The Sierra Club’s Dave Rainey said a “well-marked path and signs” should be made a condition of the resort’s revocable permit, which is issued by the state Board of Land and Natural Resources.
“The whole issue there for years and years is that it’s been made to look like private property,” Rainey said.
Young pledged to continue working with the community to address concerns, but meeting attendee Tyler Ralston said “it’s hard to believe anything that is being said from the hotel.”
This is just the resort’s latest community conflict over shared beach space.
Last year, Resorttrust began seeking a state-issued nonexclusive easement that would have allowed it to use about an acre of public shoreline for commercial enterprises. Since 1968, the
hotel has obtained access through a less permanent month-to-month revocable permit. The monthly rate on the current permit, which will be up for renewal before the end of the year, is $1,281.

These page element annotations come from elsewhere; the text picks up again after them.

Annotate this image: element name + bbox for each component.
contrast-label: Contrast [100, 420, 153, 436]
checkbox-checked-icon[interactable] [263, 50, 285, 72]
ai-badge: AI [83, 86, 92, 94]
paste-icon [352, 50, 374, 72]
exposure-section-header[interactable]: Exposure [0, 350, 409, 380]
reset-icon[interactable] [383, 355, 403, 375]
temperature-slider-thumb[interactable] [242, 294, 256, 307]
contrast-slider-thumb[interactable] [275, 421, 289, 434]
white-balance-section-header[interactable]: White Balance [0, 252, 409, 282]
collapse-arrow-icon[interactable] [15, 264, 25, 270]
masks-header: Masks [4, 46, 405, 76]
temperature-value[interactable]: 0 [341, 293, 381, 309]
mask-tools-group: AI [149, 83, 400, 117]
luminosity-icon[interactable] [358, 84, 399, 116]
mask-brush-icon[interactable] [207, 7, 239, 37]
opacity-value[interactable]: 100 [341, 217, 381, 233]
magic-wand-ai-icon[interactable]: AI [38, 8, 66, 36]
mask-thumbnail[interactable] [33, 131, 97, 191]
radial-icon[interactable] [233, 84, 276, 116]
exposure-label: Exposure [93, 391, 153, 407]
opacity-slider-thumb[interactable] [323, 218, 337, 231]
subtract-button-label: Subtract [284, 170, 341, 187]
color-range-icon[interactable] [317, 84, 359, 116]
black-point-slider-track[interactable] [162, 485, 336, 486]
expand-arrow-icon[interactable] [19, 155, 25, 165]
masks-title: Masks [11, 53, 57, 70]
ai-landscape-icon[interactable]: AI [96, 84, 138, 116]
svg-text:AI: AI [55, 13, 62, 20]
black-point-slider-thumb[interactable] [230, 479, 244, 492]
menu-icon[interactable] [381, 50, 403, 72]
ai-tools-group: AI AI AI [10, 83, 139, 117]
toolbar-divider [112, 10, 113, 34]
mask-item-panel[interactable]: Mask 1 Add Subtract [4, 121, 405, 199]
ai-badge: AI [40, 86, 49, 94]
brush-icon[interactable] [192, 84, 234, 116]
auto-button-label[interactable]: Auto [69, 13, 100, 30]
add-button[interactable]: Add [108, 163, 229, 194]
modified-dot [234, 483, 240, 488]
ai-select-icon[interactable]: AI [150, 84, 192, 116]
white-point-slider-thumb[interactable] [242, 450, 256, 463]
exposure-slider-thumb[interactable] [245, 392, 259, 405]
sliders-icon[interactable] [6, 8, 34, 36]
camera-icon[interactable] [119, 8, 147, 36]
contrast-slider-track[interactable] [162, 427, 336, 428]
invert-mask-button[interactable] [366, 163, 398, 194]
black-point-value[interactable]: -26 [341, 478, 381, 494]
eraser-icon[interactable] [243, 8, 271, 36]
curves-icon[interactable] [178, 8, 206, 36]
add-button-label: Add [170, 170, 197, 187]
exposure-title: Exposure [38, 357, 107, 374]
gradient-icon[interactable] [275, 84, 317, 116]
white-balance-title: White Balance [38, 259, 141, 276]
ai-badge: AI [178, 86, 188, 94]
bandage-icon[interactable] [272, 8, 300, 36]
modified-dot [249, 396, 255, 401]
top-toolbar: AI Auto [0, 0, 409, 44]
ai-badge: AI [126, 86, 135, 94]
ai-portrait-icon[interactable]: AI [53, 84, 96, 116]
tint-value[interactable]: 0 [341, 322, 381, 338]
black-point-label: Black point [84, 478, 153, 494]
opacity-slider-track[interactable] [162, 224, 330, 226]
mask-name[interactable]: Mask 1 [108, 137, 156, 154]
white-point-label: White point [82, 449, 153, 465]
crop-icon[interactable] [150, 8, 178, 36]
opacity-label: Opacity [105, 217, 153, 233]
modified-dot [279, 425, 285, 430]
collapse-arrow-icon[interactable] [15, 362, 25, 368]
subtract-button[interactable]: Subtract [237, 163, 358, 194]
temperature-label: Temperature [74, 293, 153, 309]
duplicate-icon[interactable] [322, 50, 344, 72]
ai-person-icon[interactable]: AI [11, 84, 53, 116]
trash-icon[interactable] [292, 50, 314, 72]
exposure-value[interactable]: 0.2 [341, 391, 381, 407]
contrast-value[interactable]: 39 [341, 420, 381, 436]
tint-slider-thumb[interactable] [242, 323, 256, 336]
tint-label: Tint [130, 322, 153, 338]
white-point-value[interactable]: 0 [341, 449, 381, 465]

Permit rules require the hotel to obtain prior written consent from BLNR before setting up beach chairs before guests show up, conducting surf instruction on the public beach or making major improvements to the permitted lands.
The easement plan was not well received by some community critics who said it would set a dangerous precedent by favoring commercial interests over public beach access, which is a hard-won right in Hawaii. They also alleged the hotel, which advertises surfing and has preset chairs and wedding gazebos in the past, was already in violation of its revocable permit.
The hotel withdrew its easement-seeking draft environmental assessment in August and pledged to provide more frequent community updates. During Thursday’s update, a skeptical Ralston questioned whether Young knew “something that you are not telling us about that we may find out in the future.”
In response, Young said Resorttrust and the state are discussing property usage. Young said the resort has not received a violation notice from the state but has removed its permanent wedding cabanas and understands DLNR is investigating presetting of resort chairs.
According to DLNR’s Land Division, the “site was recently checked and there were no signs of unauthorized activities, including presetting of beach chairs on the beach.”